The Native Wellness interns are currently in the middle of their program, while the Art interns have completed theirs. Cheyenne River Youth Project staff already is recruiting to fill the spring Indigenous Cooking Internship Program and Art Internship Program; each program has room for six teen interns.

“Not all of our kids are safer at home, unfortunately,” Garreau said. “They rely on us to be there for them, and that’s more important than ever during a public health emergency. They’ve lost school, they’ve lost after-school activities, they’ve lost part-time jobs and access to positive role models—they need us. And, to be honest, we need them! So we are willing to do whatever it takes to keep our doors open in some fashion.”

The youth project’s staff members share Garreau’s dedication, and they employ impressive resourcefulness on a daily basis as they devise new approaches to programming. One of those staff members is Tyler Read, Cheyenne River Youth Project’s art director.

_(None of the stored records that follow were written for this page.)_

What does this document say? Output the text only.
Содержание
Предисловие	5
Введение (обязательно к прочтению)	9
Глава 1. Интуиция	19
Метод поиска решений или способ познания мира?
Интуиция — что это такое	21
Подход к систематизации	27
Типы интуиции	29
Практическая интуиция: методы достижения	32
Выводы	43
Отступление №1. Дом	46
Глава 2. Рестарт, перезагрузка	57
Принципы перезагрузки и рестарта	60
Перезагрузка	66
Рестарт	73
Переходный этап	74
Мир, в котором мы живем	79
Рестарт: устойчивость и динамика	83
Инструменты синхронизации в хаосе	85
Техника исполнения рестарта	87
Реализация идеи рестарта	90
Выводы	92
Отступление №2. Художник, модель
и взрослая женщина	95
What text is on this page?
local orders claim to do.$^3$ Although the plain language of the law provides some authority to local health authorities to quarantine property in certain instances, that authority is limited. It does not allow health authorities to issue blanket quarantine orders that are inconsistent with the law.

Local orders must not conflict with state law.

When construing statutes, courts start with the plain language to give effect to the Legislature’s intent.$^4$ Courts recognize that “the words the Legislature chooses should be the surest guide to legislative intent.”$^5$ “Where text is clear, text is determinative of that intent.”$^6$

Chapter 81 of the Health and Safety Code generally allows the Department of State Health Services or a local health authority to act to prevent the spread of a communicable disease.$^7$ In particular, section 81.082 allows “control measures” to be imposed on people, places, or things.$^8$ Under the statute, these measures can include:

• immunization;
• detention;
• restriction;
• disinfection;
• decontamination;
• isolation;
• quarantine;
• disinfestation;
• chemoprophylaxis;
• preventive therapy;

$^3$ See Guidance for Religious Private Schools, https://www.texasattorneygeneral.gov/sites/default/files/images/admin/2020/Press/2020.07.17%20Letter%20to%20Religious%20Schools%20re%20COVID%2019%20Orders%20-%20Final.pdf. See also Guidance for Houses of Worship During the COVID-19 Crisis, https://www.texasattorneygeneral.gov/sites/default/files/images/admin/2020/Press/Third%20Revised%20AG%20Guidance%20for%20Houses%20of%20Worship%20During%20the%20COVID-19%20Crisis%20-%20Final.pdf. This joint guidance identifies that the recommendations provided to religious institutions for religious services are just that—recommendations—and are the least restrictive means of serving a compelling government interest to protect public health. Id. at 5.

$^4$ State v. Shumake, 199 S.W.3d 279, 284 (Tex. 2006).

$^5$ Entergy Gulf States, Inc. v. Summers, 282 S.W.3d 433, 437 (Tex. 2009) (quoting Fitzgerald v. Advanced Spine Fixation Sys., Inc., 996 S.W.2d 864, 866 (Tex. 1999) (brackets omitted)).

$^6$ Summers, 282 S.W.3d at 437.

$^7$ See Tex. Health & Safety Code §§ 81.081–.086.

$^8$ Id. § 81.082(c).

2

“We’re absolutely dedicated to serving our youth against all odds, trials, and tribulations,” he said. “We do this in a variety of ways. My role is to help them explore their creativity through art; as I read through our kids’ journal entries, I see how critical this is right now, with all the chaos and uncertainty around us. Our kids need something to help reduce stress and anxiety, take them out of survival mode, and put them into a place where they can reconnect with their creative spirit so they don’t burn out.”

The teens have indeed been forthcoming in their journal entries, sharing thoughts such as, “The internship made me forget that I’m alone,” “I love it here, because I have a little bit of purpose to my life,” “I never really thought one little drawing could have so much meaning,” and “Being here felt great; seeing everyone and interacting was wonderful.”

Read also advised that he is researching additional options to help support his art interns, noting that Cheyenne River Youth Project needs to be prepared for what the future holds.

“I’m exploring what digital platforms are best for our interns, in sanitized computer spaces with strict social-distancing parameters,” he explained. “And as the weather improves, I’m also looking at outdoor activities in the Waniyetu Wowapi (Winter Count) Art Park. However this unfolds, we are committed to offering our youth an outlet for the concerns they have during this difficult time.”

In addition to the teen internship programs, Cheyenne River Youth Project is developing a space in its Cokata Wiconi gymnasium for young people to do their classwork while the schools are closed, and staff members are distributing balanced, hearty evening meals each day to ensure a degree of food security.

“Those numbers are growing by the day,” Garreau said. “As word spread through our community, we started seeing upward of 50 children each evening; and now, as we’re reaching teens as well, we expect to see those numbers go to 100, 150, and perhaps even higher.”

Social enterprises are still bustling at the youth project, as well. Shoppers may purchase a variety of gift items through the Keya Gift Shop online store at lakotayouth.org/shop, with proceeds benefiting Cheyenne River Youth Project directly. The community may purchase takeout meals through the on-site Keya Cafe & Coffee Shop. And, as summer weather approaches, Cheyenne River Youth Project will begin food service through its Turtle Island Food Truck.

“We’re so grateful to our staff members, who are working incredibly hard every day to serve meals, provide internship instruction and safe learning spaces, maintain our facilities without volunteer support, and so much more,” Garreau said. “We’re also thankful to the partners and individuals across the country who are providing their support in so many ways. Together, we’ll get through this, and come out on the other side stronger and more resilient than ever.”